By Chong Xin Wei and Shiya Watanabe
Updated: 11:58 PM, Dec 7
NTU is offering free Covid-19 swab testing to all Hall residents during the first two weeks of the upcoming semester, the President’s Office announced in an email to students on Monday (Dec 7).
The tests will be conducted on campus on weekdays from Jan 4 to 15 next year, from 9am to 12pm and 1pm to 4pm.
New and returning Hall residents may book a test on this website, which is open from Dec 7 to 18, as long as they are not exhibiting Covid-19 symptoms or serving a quarantine order, stay-home notice or leave of absence, said the email.
Students who are unable to make it on the pre-booked date may request another time slot depending on availability, or arrange for a swab test at external clinics at their own cost, the school added.
“Hall residents are strongly encouraged to undertake the swab test. This is part of the Government’s efforts to expand the Covid-19 testing regime to selected community groups,” deputy president and provost Ling San and senior vice president of administration Tan Aik Na wrote in the email.
The Covid-19 tests will use Antigen Rapid Tests (ART) — a nasal swab from the lower part of the nose. Residents who test ART-positive will require a separate Polymerase Chain Reaction (PCR) swab test to confirm if they are infected with Covid-19.
Students who test positive may be required to self-isolate for one to two days and minimise exposure to others while waiting for the results of the second test.
Confirmed Covid-19 cases will be conveyed via ambulance to an appropriate care facility and receive medical treatment under NTU’s insurance scheme for students, said the email.
It added that any full-time student who needs a temporary place to stay while they self-isolate will be allowed to stay at Graduate Hall 1 for free, but will not be provided services, such as catered food or laundry. Students may order meals from food delivery services.

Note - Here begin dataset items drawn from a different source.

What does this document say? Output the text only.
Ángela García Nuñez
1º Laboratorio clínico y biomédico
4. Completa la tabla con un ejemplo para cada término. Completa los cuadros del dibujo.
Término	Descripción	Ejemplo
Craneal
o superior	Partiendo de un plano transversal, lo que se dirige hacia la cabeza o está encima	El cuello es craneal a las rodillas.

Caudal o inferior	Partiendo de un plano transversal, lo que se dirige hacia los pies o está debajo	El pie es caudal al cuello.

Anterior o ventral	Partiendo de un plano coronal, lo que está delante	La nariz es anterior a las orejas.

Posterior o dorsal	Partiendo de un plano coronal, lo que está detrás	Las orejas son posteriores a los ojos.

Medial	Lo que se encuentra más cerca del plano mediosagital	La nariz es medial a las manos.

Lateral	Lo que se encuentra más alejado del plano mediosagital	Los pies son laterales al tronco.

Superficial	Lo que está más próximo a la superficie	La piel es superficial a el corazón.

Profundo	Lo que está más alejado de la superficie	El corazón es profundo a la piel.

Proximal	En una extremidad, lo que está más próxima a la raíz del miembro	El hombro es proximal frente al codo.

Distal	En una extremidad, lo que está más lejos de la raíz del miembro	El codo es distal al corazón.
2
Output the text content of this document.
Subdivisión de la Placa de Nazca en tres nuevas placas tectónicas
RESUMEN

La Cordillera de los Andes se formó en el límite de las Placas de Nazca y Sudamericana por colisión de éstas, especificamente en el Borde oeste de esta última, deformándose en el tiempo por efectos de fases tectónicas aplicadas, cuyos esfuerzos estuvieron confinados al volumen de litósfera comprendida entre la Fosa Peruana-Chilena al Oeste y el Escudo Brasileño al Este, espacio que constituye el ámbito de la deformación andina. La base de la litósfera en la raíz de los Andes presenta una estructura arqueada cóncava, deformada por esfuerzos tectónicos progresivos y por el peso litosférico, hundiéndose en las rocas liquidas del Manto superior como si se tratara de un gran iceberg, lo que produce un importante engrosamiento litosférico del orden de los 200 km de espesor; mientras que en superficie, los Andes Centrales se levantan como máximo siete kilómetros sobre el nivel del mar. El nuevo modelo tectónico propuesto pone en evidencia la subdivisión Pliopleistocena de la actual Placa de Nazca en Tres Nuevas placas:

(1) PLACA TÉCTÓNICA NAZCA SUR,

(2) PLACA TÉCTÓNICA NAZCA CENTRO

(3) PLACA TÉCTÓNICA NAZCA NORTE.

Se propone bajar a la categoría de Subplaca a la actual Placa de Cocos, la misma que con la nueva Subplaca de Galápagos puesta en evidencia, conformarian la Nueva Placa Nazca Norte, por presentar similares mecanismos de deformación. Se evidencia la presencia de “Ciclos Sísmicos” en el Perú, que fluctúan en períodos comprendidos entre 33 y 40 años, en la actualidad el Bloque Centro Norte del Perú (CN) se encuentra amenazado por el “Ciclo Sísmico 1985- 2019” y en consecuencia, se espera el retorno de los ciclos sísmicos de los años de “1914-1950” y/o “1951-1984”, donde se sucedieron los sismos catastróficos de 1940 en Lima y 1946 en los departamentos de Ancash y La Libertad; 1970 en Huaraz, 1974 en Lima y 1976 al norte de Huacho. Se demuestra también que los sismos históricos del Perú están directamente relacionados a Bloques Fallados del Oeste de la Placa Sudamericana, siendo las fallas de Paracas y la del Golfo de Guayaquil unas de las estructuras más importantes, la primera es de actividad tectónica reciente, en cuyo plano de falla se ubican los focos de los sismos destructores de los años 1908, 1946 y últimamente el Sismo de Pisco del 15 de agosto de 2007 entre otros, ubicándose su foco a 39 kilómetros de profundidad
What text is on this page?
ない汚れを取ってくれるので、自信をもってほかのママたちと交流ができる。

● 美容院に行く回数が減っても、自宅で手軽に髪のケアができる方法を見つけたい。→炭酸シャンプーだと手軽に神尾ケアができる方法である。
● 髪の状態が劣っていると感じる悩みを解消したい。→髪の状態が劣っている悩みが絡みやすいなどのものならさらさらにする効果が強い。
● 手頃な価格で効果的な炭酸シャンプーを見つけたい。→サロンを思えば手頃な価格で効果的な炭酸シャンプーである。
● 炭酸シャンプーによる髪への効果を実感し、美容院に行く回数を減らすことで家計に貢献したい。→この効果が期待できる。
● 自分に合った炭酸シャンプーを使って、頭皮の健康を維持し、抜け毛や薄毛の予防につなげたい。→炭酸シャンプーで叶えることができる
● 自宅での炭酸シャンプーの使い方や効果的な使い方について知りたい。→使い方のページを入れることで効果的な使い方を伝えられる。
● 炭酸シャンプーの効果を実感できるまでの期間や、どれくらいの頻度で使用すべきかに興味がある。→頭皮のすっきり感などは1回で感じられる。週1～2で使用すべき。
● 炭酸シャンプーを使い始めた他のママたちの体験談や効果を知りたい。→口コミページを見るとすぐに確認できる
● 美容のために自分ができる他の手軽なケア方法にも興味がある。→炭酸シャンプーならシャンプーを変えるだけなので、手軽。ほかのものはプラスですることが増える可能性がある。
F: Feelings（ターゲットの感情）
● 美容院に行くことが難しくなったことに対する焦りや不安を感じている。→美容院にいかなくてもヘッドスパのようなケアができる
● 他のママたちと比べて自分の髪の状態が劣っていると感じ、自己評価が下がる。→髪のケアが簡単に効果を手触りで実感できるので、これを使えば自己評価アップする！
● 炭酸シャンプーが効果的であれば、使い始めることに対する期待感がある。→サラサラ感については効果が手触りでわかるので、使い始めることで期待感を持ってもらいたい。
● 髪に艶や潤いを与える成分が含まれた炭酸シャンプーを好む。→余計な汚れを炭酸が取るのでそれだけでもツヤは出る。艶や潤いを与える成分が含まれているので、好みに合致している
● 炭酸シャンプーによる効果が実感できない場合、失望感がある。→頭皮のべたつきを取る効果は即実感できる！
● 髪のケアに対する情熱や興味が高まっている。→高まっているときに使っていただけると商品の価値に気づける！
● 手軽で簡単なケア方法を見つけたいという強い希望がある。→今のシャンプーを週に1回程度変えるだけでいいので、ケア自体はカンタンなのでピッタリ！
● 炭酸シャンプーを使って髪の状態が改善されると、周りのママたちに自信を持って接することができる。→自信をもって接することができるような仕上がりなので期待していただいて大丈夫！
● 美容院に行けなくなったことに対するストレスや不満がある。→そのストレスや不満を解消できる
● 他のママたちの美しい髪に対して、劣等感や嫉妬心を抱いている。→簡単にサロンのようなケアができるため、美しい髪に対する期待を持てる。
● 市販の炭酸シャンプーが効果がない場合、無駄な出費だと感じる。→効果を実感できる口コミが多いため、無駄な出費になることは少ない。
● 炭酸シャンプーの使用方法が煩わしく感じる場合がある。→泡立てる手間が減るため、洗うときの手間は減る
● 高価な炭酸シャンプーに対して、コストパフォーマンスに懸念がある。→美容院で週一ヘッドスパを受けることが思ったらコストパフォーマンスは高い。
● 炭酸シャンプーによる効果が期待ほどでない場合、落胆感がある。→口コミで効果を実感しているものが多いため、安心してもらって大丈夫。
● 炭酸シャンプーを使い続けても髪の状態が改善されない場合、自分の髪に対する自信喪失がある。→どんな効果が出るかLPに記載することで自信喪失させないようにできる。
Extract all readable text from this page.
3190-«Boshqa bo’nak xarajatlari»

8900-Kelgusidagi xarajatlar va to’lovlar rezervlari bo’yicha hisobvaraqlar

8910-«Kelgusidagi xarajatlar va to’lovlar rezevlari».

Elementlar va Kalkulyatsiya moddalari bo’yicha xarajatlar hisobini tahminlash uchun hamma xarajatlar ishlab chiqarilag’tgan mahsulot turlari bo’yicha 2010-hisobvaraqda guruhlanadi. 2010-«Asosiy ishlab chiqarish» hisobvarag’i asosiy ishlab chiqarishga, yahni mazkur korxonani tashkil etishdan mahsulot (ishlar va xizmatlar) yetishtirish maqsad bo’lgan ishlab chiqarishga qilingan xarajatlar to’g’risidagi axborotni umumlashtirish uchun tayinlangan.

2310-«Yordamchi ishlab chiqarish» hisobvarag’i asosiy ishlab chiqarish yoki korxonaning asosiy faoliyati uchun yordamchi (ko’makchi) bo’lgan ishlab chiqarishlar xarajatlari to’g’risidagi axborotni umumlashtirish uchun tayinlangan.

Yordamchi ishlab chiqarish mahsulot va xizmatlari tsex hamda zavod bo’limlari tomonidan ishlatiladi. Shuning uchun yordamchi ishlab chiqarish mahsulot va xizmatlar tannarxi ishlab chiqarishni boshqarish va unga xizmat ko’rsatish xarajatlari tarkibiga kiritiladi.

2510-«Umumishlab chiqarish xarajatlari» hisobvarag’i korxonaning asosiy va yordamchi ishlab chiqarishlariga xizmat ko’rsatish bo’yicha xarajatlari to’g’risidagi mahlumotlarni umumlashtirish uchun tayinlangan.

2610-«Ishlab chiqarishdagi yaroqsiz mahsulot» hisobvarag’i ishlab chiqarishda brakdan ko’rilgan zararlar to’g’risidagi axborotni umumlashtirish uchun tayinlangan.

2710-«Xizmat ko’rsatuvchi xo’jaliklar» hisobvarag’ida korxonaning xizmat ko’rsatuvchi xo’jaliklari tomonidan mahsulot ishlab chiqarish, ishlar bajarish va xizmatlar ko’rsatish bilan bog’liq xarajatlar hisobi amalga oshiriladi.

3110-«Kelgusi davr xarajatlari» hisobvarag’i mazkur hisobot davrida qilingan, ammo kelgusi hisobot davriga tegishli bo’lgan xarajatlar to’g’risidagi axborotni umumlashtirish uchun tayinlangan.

“The testing of all Hall residents would allow us to better monitor the prevalence of Covid-19 and contain any asymptomatic cases in the community quickly,” the President’s Office wrote.
“This is in view of the communal living environment that may pose increased risk of community transmission.”
Some students were eager to receive the swab test and felt it was crucial to protecting the health and safety of Hall residents.
Final-year student Veatrice Lee, 22, said: “It’s important that people get checked, if not, one active case (within Hall) would mean a widespread Covid outbreak because there are so many shared spaces in Hall.”
“I would do the test. It’s free, and it’s a form of self-assurance that you are safe (from Covid),” the School of Mechanical and Aerospace Engineering (MAE) student added.
First-year medicine student Isaac Chung, 20 said: “I will do the swab test. Although social distancing measures have been put in place, the number of people we come into contact with when commuting is still high.
“It is better to be safe than sorry.”
However, Annabelle Chan, another student from MAE, said she did not feel the need for the test because Covid-19 safe-distancing measures were already in place in NTU.
Similarly, Te Hui Ley from Hall 16 is not signing up for the swab tests.
“I will not do it because I heard it is painful,” the 19-year-old said.
“I also don’t think it is very important for students to do it as there hasn’t been many locally transmitted cases recently,” the School of Humanities and Social Sciences student added.